Our narrator Rosemary (for remembrance) starts in in the middle of things, which from her point of view is when she has been in college at UC Davis in 1996, her brother having run away from the family over a decade ago and her sister missing for even longer. Rosemary has left her parents (and, she hopes, her past) behind in Bloomington, Indiana, but much of her recollections have to do with her father, who as a psychology professor at IU did research world-famous involving Fern and Rosemary. Rosemary feels great guilt and responsibility for what happened to Fern and her brother, although she herself is not clear on the details of their disappearances. It’s only through recollections, chance meetings and conversations that the “facts,” such as they are, begin to emerge.
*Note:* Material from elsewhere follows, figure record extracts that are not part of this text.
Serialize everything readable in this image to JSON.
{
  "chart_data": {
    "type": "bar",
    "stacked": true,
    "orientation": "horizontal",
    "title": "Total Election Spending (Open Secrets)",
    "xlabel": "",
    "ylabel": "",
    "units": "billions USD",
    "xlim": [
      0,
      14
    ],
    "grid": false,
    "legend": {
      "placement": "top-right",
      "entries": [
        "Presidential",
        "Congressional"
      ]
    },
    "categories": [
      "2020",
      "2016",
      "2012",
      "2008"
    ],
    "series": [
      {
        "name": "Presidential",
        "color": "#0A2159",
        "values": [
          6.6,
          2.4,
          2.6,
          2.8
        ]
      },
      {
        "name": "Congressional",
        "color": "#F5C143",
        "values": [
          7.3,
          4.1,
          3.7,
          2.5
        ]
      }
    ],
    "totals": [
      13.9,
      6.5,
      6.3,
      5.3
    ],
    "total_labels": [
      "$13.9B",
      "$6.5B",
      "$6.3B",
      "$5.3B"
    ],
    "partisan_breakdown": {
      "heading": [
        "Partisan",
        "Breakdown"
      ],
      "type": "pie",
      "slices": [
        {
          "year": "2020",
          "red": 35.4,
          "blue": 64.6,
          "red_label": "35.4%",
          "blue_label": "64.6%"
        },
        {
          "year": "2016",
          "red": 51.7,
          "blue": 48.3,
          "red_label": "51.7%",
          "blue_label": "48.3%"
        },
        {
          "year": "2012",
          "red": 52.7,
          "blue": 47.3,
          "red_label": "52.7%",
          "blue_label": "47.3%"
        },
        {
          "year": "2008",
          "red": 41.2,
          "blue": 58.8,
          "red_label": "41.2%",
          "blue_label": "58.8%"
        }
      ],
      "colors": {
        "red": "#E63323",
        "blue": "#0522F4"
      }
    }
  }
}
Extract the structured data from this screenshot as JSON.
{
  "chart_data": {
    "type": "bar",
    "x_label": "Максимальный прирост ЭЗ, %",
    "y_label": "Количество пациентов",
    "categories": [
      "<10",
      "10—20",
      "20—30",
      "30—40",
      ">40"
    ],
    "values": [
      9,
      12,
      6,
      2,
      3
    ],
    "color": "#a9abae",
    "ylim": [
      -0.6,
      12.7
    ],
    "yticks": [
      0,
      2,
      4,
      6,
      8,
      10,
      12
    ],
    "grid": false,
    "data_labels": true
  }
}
Rosemary is intelligent, sometimes funny, occasionally emotionally raw as our narrator, and she questions her own reliability in telling this story. She is aware that memory is a tricky thing, given the amount of psychology she has been exposed to growing up. Rosemary is self-reflective, noting that as a child she was terribly, annoyingly loquacious but as an adult she has learned to suppress certain aspects of her personality, her “monkey-girl” nature for which she was teased and bullied in school. When the story begins, she is concerned that a chance encounter with a bohemian student named Harlow will cause her to revert to her uninhibited ways and bring unwanted attention to her family history. “In the comments section of my kindergarten report card I’d been described as impulsive, possessive and demanding. These are classic chimp traits and I’ve worked hard over the years to eradicate them. I felt that Harlow was maybe demonstrating the same tendencies without the same commitment to reform.” While she knows Harlow is bad news, she feels a kinship with her that has been missing since her siblings disappeared.
Communication is an important theme throughout this novel. Rosemary tells us that her father, in doing his research with her and Fern, said he wanted to see if Fern could learn to speak. Rosemary is suspicious and posits that what her father really wanted was to see if Rosemary could learn to speak chimpanzee. Rosemary and Fern were very close and, according to Rosemary, could understand each other as well as any two sisters. And like siblings, they experienced the gamut of feelings for each other from love to resentment and jealousy. Yet the communication among the other members of Rosemary’s family seems incredibly poor despite their verbal abilities. At one point Rosemary says, “Language is such an imprecise vehicle, I sometimes wonder why we bother with it.”
By the end of the novel, Rosemary has learned the truth about her family and herself. There are some sad and unexpected turns, but overall the plot hangs together well. I was very drawn in to the story and was convinced that Fern was a genuine member of this family and that her loss was as hard as the loss of any child could be. Fowler gives her reader a lot to think about and discuss in a reading group.